May 14: The UN’s children agency has warned that an additional 6,000 children could die daily from preventable causes over the next six months as the COVID-19 pandemic weakens the health systems and disrupts routine services, the first time that the number of children dying before their fifth birthday could increase worldwide in decades.

As the coronavirus outbreak enters its fifth month, the UN Children’s Fund (UNICEF) requested USD 1.6 billion to support its humanitarian response for children impacted by the pandemic.

The health crisis is “quickly becoming a child rights crisis. And without urgent action, a further 6,000 under-fives could die each day,” it said.

With a dramatic increase in the costs of supplies, shipment and care, the agency appeal is up from a USD 651.6 million request made in late March – reflecting the devastating socioeconomic consequences of the disease and families’ rising needs.

"Schools are closed, parents are out of work and families are under strain," UNICEF Executive Director Henrietta Fore said on Tuesday.

 “As we reimagine what a post-COVID world would look like, these funds will help us respond to the crisis, recover from its aftermath, and protect children from its knock-on effects.”

The estimate of the 6,000 additional deaths from preventable causes over the next six months is based on an analysis by researchers from the Johns Hopkins Bloomberg School of Public Health, published on Wednesday in the Lancet Global Health Journal.

UNICEF said it was based on the worst of three scenarios analysing 118 low and middle-income countries, estimating that an additional 1.2 million deaths could occur in just the next six months, due to reductions in routine health coverage, and an increase in so-called child wasting.

Around 56,700 more maternal deaths could also occur in just six months, in addition to the 144,000 likely deaths across the same group of countries. The worst case scenario, of children dying before their fifth birthdays, would represent an increase "for the first time in decades,” Fore said.

"We must not let mothers and children become collateral damage in the fight against the virus. And we must not let decades of progress on reducing preventable child and maternal deaths, be lost,” she said.

Access to essential services, like routine immunisation, has already been compromised for hundreds of millions of children and threatens a significant increase in child mortality.

According to a UNICEF analysis, some 77 per cent of children under the age of 18 worldwide are living in one of 132 countries with COVID-19 movement restrictions.

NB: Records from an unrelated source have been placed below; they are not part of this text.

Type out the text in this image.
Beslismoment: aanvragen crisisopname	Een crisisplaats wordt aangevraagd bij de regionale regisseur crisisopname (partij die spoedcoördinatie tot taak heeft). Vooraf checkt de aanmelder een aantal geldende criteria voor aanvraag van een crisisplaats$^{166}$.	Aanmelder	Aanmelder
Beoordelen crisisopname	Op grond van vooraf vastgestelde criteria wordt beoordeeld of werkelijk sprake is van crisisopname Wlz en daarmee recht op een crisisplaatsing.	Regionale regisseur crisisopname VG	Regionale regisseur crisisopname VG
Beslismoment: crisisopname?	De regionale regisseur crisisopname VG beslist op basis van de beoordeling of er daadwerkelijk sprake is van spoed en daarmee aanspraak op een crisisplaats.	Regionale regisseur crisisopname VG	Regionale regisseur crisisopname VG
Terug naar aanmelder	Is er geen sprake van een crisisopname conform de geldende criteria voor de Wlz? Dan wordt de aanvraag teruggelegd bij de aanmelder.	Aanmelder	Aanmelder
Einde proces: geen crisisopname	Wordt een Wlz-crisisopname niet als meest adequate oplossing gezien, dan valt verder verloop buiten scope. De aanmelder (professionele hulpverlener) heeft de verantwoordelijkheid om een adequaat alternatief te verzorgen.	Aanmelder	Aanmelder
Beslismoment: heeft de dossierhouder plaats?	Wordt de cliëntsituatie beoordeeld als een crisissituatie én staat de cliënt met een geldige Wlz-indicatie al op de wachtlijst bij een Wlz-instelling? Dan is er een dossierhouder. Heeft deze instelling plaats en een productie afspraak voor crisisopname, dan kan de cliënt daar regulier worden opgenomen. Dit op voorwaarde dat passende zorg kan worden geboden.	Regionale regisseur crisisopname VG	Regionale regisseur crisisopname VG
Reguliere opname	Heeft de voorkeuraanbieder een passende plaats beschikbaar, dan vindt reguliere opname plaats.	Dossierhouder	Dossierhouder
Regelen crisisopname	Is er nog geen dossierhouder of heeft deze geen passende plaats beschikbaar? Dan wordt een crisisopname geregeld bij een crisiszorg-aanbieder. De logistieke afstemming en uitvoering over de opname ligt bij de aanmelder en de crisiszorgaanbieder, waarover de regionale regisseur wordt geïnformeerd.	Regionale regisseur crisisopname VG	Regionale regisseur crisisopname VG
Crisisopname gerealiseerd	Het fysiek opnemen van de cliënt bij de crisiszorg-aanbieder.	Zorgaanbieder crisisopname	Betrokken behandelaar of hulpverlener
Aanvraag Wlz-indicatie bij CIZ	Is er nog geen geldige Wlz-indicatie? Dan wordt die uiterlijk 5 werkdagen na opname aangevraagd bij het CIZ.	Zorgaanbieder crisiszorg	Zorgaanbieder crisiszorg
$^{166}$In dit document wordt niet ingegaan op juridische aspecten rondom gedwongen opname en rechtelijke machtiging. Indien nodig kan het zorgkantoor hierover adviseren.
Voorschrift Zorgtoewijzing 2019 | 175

The UN agency also spotlighted that the mental health and psychosocial impact of restricted movement, school closures and subsequent isolation are likely to intensify already high levels of stress, especially for vulnerable youth.

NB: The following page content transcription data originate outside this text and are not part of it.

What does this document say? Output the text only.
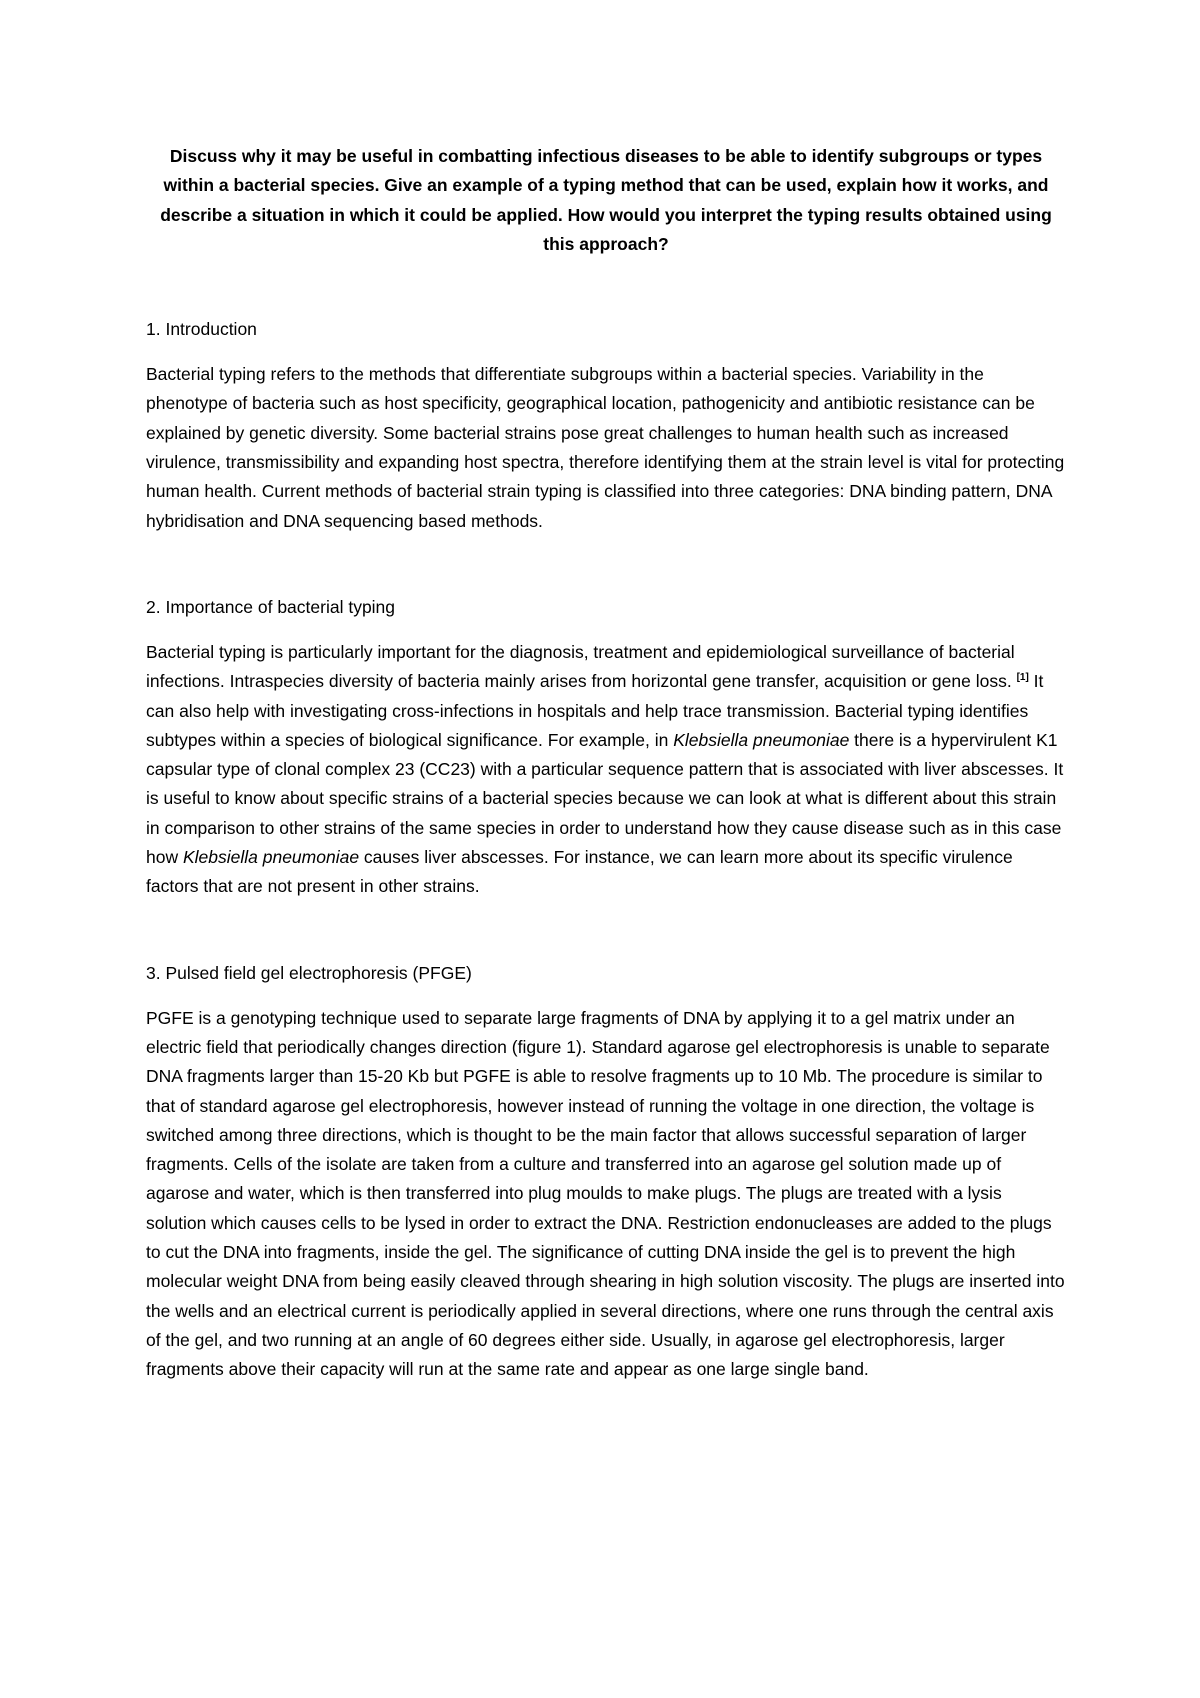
Discuss why it may be useful in combatting infectious diseases to be able to identify subgroups or types within a bacterial species. Give an example of a typing method that can be used, explain how it works, and describe a situation in which it could be applied. How would you interpret the typing results obtained using this approach?

1. Introduction

Bacterial typing refers to the methods that differentiate subgroups within a bacterial species. Variability in the phenotype of bacteria such as host specificity, geographical location, pathogenicity and antibiotic resistance can be explained by genetic diversity. Some bacterial strains pose great challenges to human health such as increased virulence, transmissibility and expanding host spectra, therefore identifying them at the strain level is vital for protecting human health. Current methods of bacterial strain typing is classified into three categories: DNA binding pattern, DNA hybridisation and DNA sequencing based methods.

2. Importance of bacterial typing

Bacterial typing is particularly important for the diagnosis, treatment and epidemiological surveillance of bacterial infections. Intraspecies diversity of bacteria mainly arises from horizontal gene transfer, acquisition or gene loss. [1] It can also help with investigating cross-infections in hospitals and help trace transmission. Bacterial typing identifies subtypes within a species of biological significance. For example, in Klebsiella pneumoniae there is a hypervirulent K1 capsular type of clonal complex 23 (CC23) with a particular sequence pattern that is associated with liver abscesses. It is useful to know about specific strains of a bacterial species because we can look at what is different about this strain in comparison to other strains of the same species in order to understand how they cause disease such as in this case how Klebsiella pneumoniae causes liver abscesses. For instance, we can learn more about its specific virulence factors that are not present in other strains.

3. Pulsed field gel electrophoresis (PFGE)

PGFE is a genotyping technique used to separate large fragments of DNA by applying it to a gel matrix under an electric field that periodically changes direction (figure 1). Standard agarose gel electrophoresis is unable to separate DNA fragments larger than 15-20 Kb but PGFE is able to resolve fragments up to 10 Mb. The procedure is similar to that of standard agarose gel electrophoresis, however instead of running the voltage in one direction, the voltage is switched among three directions, which is thought to be the main factor that allows successful separation of larger fragments. Cells of the isolate are taken from a culture and transferred into an agarose gel solution made up of agarose and water, which is then transferred into plug moulds to make plugs. The plugs are treated with a lysis solution which causes cells to be lysed in order to extract the DNA. Restriction endonucleases are added to the plugs to cut the DNA into fragments, inside the gel. The significance of cutting DNA inside the gel is to prevent the high molecular weight DNA from being easily cleaved through shearing in high solution viscosity. The plugs are inserted into the wells and an electrical current is periodically applied in several directions, where one runs through the central axis of the gel, and two running at an angle of 60 degrees either side. Usually, in agarose gel electrophoresis, larger fragments above their capacity will run at the same rate and appear as one large single band.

At the same time, they maintained that children living under restricted movement and socio-economic decline are in greater jeopardy of violence and neglect. Girls and women are at increased risk of sexual and gender-based violence.

The UNICEF pointed out that in many cases, refugee, migrant and internally displaced children are experiencing reduced access to protection and services while being increasingly exposed to xenophobia and discrimination.

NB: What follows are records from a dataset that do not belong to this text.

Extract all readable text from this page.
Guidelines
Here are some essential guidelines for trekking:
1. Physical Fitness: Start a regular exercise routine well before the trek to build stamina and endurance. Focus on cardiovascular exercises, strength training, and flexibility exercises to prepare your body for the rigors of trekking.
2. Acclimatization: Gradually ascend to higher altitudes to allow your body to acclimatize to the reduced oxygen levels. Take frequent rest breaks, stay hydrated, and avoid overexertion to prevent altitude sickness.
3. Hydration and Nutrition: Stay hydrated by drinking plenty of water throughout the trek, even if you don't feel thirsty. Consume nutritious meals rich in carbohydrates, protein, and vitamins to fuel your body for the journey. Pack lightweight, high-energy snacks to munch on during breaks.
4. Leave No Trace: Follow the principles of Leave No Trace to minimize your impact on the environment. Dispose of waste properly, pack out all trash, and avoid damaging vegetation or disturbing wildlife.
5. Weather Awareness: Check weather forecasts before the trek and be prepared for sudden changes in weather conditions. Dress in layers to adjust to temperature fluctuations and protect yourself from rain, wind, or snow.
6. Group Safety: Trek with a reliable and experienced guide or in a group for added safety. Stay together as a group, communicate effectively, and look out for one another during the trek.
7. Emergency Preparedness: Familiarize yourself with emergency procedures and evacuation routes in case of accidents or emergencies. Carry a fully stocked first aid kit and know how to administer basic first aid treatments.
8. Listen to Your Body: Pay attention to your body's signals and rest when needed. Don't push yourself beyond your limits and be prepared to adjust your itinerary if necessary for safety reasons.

“We have seen what the pandemic is doing to countries with developed health systems and we are concerned about what it would do to countries with weaker systems and fewer available resources,” Fore said.

In countries suffering from humanitarian crises, UNICEF is working to prevent transmission and mitigate the collateral impacts on children, women and vulnerable populations – with a special focus on access to health, nutrition, water and sanitation, education and protection.

To date, the UN agency said it has received USD 215 million to support its pandemic response, and additional funding will help build upon already-achieved results.

Within its response, UNICEF has reached more than 1.67 billion people with COVID-19 prevention messaging around hand washing and cough and sneeze hygiene; over 12 million with critical water, sanitation and hygiene supplies; and nearly 80 million children with distance or home-based learning.

The UN agency has also shipped to 52 countries, more than 6.6 million gloves, 1.3 million surgical masks, 428,000 N95 respirators and 34,500 COVID-19 diagnostic tests, among other items.